Kudos all round for a successful AU Summit!

Rwandans should take time to give themselves a hearty pat on the back. Then, after that, they can go back to their favourite preoccupation. The preoccupation of driving the processes of placing their country and society among those that take hard and smart work, and its resultant good standard of living, for granted.

Rwandans should take time to give themselves a hearty pat on the back. Then, after that, they can go back to their favourite preoccupation. The preoccupation of driving the processes of placing their country and society among those that take hard and smart work, and its resultant good standard of living, for granted.

Whatever the verdict of the usual negative public opinion that never fails to find fault may be in the end, the hosting of this AU Summit was a brilliant success.

The showers of praises from leader after leader who had the opportunity to talk, and other commentators wherever they expressed themselves, were not simple platitudes of a modest guest.

All guests were happy and the sentiment was evidently felt deep in their hearts.

That this can happen in this country, and happen so impressively at that, is nothing short of a miracle to some of us.

There was a time, not long ago, when Rwandans could hardly host their own internal meetings of any ample measure. It was not because the will was not there – even if that was not abundantly in evidence – but rather that finding a venue to host them was a monumental task and so was organising them.

To take some of you who were there back, as I am wont to always do, you’ll recall a place that was known as Centre Iwacu Kabusunzu, in Kimisagara towards Nyamirambo, here in Kigali.

Whenever there was any sizeable meeting of the leaders of our land, that was the place to host it. Unfortunately (!), today you won’t find it in its state of then, to refresh your mind.

Then it was a dusty hillock peppered with iron-and-brick classrooms around it that hosted side meetings. On the knoll that was the dusty compound was usually erected a shaky, large tent that served as the plenary hall!

Dusty as it was, though, the venue was not necessarily the biggest problem.

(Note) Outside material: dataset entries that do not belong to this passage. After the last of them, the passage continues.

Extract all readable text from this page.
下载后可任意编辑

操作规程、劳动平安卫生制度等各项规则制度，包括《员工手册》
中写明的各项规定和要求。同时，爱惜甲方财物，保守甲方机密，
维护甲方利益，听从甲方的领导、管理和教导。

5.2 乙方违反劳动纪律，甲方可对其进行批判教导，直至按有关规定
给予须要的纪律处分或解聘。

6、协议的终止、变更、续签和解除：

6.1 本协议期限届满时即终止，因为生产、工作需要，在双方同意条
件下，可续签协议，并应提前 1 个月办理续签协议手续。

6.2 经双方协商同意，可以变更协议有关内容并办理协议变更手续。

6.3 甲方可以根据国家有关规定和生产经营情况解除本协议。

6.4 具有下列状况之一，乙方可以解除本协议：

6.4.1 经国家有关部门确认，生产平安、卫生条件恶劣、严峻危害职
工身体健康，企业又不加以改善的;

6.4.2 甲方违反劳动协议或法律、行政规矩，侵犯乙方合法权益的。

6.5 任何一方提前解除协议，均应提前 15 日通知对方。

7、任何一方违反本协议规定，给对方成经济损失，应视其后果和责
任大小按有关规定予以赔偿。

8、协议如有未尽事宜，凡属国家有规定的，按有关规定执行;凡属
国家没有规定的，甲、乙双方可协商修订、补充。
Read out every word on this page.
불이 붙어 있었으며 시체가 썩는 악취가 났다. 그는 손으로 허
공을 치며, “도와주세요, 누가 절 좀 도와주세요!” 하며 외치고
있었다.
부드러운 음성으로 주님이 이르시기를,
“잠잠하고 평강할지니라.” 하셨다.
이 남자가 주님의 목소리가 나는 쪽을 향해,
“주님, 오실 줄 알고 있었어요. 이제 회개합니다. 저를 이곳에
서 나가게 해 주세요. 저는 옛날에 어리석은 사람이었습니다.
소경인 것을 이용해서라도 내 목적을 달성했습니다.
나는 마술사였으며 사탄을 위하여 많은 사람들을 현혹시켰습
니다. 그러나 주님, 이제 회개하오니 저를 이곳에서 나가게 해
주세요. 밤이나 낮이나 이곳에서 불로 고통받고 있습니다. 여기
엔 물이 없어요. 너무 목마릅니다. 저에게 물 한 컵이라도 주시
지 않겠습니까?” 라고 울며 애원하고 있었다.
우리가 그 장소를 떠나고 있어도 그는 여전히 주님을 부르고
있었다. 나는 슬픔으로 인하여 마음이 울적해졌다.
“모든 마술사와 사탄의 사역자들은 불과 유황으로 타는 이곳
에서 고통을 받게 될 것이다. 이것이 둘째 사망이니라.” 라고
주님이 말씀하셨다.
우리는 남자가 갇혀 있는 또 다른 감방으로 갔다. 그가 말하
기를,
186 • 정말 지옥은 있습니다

When it came to the manpower that organised the meetings and prepared the venues, that ‘man’ in manpower was perhaps the trouble. It was a soldiery of mostly men, aging ones moreover, who, when they moved, shambled around in confused circles that only managed to embarrass their country’s leaders.

And now that I recall, I shudder to imagine the humiliation (no less!) we subjected our leaders to. “We”, yes, because I was probably the arch protagonist in that tragicomedy of errors!

Moving the meetings, when they were small, to either of the only two hotels of the time never helped matters. One could do without water or electricity in open spaces but in multi-storeyed hotels, that was something else. This, especially when water tanks and generators reserved for emergencies also got exhausted.

That “something else”, however, was nothing when it came to most of the leaders. Excepting a limited few, the rest were generally in a permanent shambles!

When any of their bosses convened a meeting, they could only make it in time to listen to them (the bosses) if they were lucky and the boss was equally disrespectful of time.

If the boss was the then Vice-President and Minister for Defence, who was always at any function he was leading dot on the scheduled time, by the time some of them sauntered in he was done and gone.

It took months of training in retreats by a variety of firms, mostly foreign, to create in these leaders a sense of direction and a way of putting some seriousness in their work.

In fact, that may have been the birth of today’s famous retreats that have become incubations for good practices.

From the core of leadership, infused with the rightful place of women and youth, good methods of work spread out to all areas of the management of this society, especially through a multiplicity of now functional institutions, commissions, et al.

Then it was all systems go and the dream of becoming a model of good governance became a realisable quest.

Those were the gripes of growing. But you can be sure that this country is nowhere near the end.

“We still have a long way to go,” says President Paul Kagame, the Vice-President and Minister for Defence of then, “but we have not been doing nothing, only it’s not enough.”

So, hopefully, our visitors who have been here for the AU Summit are not yet done, crooning praises. In the top-notch organisation, punctuality, efficiency, hospitality, transportation, accommodation, care for all and courtesy to all and unshakable security they are crooning about, they “ain’t seen nothing yet”.

I am also intrigued to imagine what hosting a major summit in ten, twenty years from now will look like! Will traffic congestions for Kigali motorists have become a headache of the past, too?

Kudos to all involved for being where you are, today!